Kim Young-seung

Personal information
- Date of birth: 22 February 1993 (age 33)
- Place of birth: South Korea
- Height: 1.82 m (6 ft 0 in)
- Positions: Defender; forward;

Youth career
- 2008–2010: Shingal High School
- 2011: Hanyang University
- 2011–2012: Sevilla U19
- 2013: Howon University

Senior career*
- Years: Team / Apps / (Gls)
- 2014–2015: Daejeon Hana Citizen / 6 / (1)

= Kim Young-seung =

South Korean footballer

Kim Young-seung 김영승; born 22 February 1993) is a South Korean retired footballer who is last known to have played as a defender or forward for Daejeon Hana Citizen.

==Career==

===Club career===

As a youth player, Kim joined the youth academy of Spanish La Liga side Sevilla but left due to injury.

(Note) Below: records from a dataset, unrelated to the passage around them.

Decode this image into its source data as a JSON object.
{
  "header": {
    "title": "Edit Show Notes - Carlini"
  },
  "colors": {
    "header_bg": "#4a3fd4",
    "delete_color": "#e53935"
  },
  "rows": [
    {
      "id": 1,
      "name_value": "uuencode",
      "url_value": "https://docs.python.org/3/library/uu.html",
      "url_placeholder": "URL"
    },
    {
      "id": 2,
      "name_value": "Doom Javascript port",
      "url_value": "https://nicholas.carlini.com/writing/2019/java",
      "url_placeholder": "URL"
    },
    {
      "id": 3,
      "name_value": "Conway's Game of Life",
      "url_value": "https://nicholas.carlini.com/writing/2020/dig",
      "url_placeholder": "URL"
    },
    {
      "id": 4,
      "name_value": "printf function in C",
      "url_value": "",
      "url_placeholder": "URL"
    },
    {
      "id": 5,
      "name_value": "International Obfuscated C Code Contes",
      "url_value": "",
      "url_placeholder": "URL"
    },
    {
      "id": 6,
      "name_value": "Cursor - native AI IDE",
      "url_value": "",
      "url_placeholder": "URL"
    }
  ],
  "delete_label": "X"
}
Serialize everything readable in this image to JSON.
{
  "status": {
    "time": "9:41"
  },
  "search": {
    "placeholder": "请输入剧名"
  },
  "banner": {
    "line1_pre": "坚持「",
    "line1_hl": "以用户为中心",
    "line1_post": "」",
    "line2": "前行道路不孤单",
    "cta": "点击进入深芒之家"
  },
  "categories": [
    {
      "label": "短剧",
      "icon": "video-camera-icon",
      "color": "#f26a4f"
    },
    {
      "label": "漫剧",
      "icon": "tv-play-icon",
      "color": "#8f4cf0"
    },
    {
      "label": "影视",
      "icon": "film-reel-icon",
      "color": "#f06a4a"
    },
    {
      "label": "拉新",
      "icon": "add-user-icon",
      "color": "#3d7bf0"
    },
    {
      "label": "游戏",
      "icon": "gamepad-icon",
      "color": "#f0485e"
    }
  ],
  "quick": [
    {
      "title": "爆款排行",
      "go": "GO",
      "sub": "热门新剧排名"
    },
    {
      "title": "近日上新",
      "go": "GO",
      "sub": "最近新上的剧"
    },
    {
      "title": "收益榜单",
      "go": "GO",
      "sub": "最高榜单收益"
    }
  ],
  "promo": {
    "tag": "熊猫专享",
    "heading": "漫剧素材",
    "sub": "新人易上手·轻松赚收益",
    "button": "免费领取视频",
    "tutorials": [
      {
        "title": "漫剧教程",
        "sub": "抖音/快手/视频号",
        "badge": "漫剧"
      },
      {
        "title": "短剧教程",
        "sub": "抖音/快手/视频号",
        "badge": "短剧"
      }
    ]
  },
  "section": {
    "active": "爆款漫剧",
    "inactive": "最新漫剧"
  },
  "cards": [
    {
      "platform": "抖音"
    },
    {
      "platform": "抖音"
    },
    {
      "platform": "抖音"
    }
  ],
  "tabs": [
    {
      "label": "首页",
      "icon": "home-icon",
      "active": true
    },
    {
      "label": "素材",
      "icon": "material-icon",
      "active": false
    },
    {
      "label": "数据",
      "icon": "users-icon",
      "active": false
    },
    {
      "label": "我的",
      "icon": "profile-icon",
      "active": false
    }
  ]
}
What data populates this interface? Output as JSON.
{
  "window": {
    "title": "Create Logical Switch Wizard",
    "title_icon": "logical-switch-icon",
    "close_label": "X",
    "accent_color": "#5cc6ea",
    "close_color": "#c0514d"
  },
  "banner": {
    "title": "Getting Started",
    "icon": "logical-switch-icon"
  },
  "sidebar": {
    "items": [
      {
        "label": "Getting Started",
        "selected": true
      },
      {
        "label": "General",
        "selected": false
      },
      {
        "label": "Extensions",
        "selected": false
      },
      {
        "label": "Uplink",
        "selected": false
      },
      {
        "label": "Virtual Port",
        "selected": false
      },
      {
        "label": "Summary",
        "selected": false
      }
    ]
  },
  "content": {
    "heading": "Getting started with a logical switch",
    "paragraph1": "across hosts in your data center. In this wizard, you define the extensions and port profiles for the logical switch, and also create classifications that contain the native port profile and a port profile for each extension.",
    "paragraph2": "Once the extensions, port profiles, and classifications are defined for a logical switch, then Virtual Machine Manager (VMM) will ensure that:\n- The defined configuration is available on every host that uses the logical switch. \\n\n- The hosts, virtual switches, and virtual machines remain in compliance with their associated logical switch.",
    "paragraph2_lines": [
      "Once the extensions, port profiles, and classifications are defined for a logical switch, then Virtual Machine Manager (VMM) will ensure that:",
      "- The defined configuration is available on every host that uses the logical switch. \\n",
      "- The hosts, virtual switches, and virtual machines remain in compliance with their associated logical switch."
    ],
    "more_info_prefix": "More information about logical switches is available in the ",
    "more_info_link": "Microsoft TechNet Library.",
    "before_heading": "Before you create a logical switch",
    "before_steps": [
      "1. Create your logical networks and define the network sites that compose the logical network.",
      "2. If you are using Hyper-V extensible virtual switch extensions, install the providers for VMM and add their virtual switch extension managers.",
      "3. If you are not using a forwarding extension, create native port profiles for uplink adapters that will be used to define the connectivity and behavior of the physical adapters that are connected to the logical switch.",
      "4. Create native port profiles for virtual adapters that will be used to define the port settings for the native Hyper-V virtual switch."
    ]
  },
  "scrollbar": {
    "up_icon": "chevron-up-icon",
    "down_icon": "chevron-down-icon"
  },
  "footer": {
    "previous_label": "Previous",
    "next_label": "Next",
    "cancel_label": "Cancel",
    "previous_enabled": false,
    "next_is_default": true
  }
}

Before the 2014 season, he signed for Daejeon Hana Citizen in the South Korean second division, where he made 6 appearances and scored 1 goal, helping them earn promotion to the South Korean top flight. On 21 June 2014, Kim debuted for Daejeon Hana Citizen during a 3–2 win over Daegu FC. On 16 November 2014, he scored his first goal for Daejeon Hana Citizen during a 1–1 draw with Chungnam Asan FC.

===International career===

Kim represented South Korea at the 2009 FIFA U-17 World Cup.